Rural America’s Revival Depends on Immigrants

At the Iowa State Capitol during the legislative session in early March, shortly after Russia invaded Ukraine, I encountered a group of teenage girls from other countries on a State Department sponsored tour. I asked them where they were from, and when one girl said she was from Ukraine, I naively asked, “Is your family O.K.?” Her shoulders drooped, and she replied, irritated. “They are SAFE, but they are not O.K. No one in Ukraine is O.K.”

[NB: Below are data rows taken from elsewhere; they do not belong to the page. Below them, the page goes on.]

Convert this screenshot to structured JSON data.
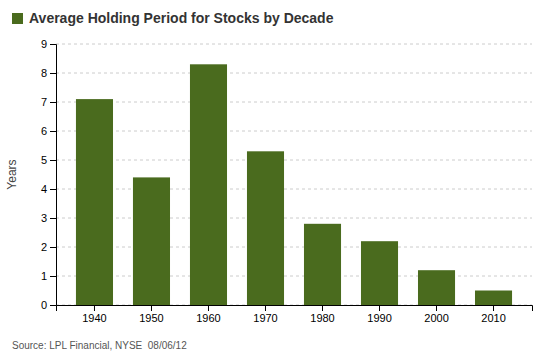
{
  "chart_data": {
    "type": "bar",
    "title": "Average Holding Period for Stocks by Decade",
    "categories": [
      "1940",
      "1950",
      "1960",
      "1970",
      "1980",
      "1990",
      "2000",
      "2010"
    ],
    "values": [
      7.1,
      4.4,
      8.3,
      5.3,
      2.8,
      2.2,
      1.2,
      0.5
    ],
    "color": "#4a6b1e",
    "ylabel": "Years",
    "ylim": [
      0,
      9
    ],
    "yticks": [
      0,
      1,
      2,
      3,
      4,
      5,
      6,
      7,
      8,
      9
    ],
    "grid": true,
    "annotations": [
      "Source: LPL Financial, NYSE  08/06/12"
    ]
  }
}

Over 6.6 million Ukrainians have fled their country, and here in Iowa, we can help them. We can help them just as Iowa Governor Robert Ray helped lead the nation in resettling refugees from Vietnam, Laos, and Cambodia after the Vietnam War. The present Governor Kim Reynolds and President Joe Biden agree on very few things, but they do agree we need to help resettle Ukrainians.

Ukrainians are already here in some numbers, with most of them coming over after the dissolution of the Soviet Union in the late 1980’s and early 1990’s. They are valued members of our communities. They operate small businesses, work in factories and farms, in real estate and construction, just like the rest of us. For years my barber was Ukrainian. A woman from Ukraine who has a shop on the square speaks with pride about her two sons currently serving in the U.S. Air Force.

My rural Iowa county, population about 33,000, and other rural counties across America, are positioned to do what we can to help not only Ukrainian refugees, but others. It’s a stain on America that while we are willing to help Ukrainian refugees, because they look like the majority of our population, but aren’t as welcoming to Syrian, African, and those coming from south of the border because they don’t.

We should help and welcome refugees because we can, but also, if you need a cold-hearted economic reason, because we need them. Iowa Workforce Development reports that in December of 2019, Iowa had 60,000 job openings, and 49,000 unemployed people.